Do you have any ideas ? I thought of doing a prepocessing step by identifying the position of the black lines. And thus only interpolated neighboring pixels. But I don't think it's faster

Current result:

Answer 1

interp1d is not very efficient.

As proposed by @ChristophRackwitz in the comments, you can detect the location of the lines and use the inpainting method provided by OpenCV:

img = cv2.imread('lena.jpg')

# Locate the relatively black lines
threshold = 25
lineIdx = np.where(np.mean(img, axis=(1,2)) < threshold)

# Perform inpainting on the located lines
mask = np.zeros(img.shape[:2], dtype=np.uint8)
mask[lineIdx] = 255

# Actual inpainting.
# Note: using 2 or 1 instead of 3 make the computation 
# respectively ~2 and ~4 time faster on my machine but 
# the result is not as beautiful with 3.
img2 = cv2.inpaint(img, mask, 3, cv2.INPAINT_NS)

The computational part takes 87 ms on my machine while your code takes 342 ms.

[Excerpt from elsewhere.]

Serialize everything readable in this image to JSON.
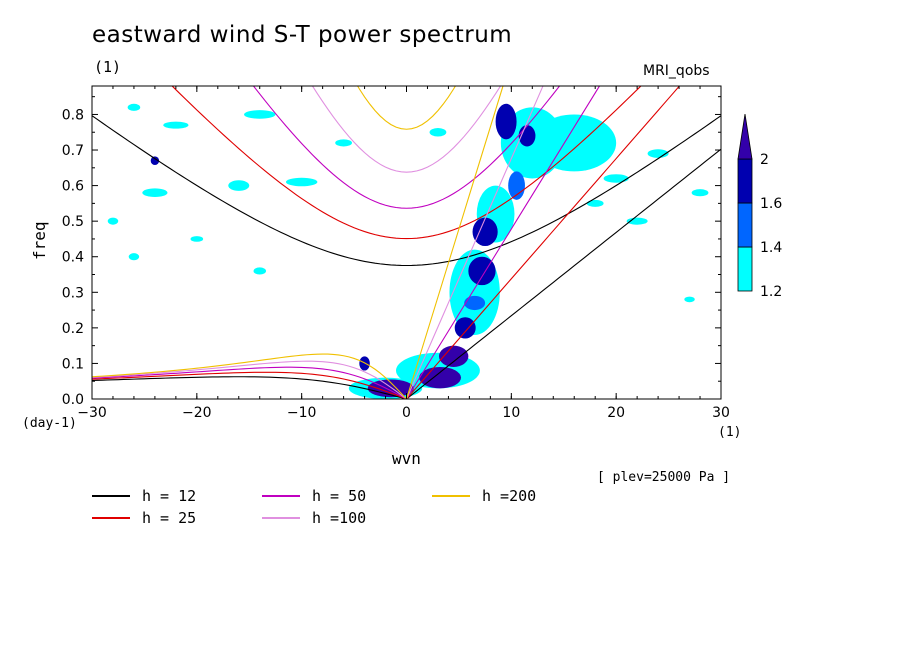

Note that because of JPEG compression, the result is not so great. You can inpaint the neighbour lines (eg. lineIdx-1 and lineIdx+1) so to get a much better result at the expense of the slower computation (about 2.5 slower on my machine).

---

An alternative solution is to perform the interpolation yourself in Numpy:

%%time
# Locate the relatively black lines
threshold = 25
lineIdx = np.where(np.mean(img, axis=(1,2)) < threshold)[0]
lineIdxSet = set(lineIdx)

img2 = img.copy()
start, end = None, None
interpolate = False
for i in range(img.shape[0]+1):
    if i in lineIdxSet:
        if start is None:
            start = i
        end = i
    else:
        if not (start is None):
            assert not (end is None)
            # The first lines are black
            if start <= 0:
                i0, i1 = end+1, end+1
            # The last lines are black
            elif end >= img.shape[0]-1:
                i0, i1 = start-1, start-1
            # usual case
            else:
                i0, i1 = start-1, end+1
            # The full image is black
            if i0 < 0 or i1 >= img.shape[0]:
                continue
            end = min(end, img.shape[0]-1)
            # Actual linear interpolation (of a bloc of lines)
            coef = np.linspace(0, 1, end-start+3)[1:-1].reshape(-1, 1)
            l0 = img[i0].reshape(-1)
            l1 = img[i1].reshape(-1)
            img2[start:end+1] = (coef * l0 + (1.0-coef) * l1).reshape(-1, img.shape[1], 3)
        start, end = None, None

This code takes only 5 ms on my machine. The result should be similar to the one of your original code except that it works line-by-line and not column by column and that the detection is not independent for each colour channel. Note that the inpainting method give more beautiful results when large blocs of lines are black.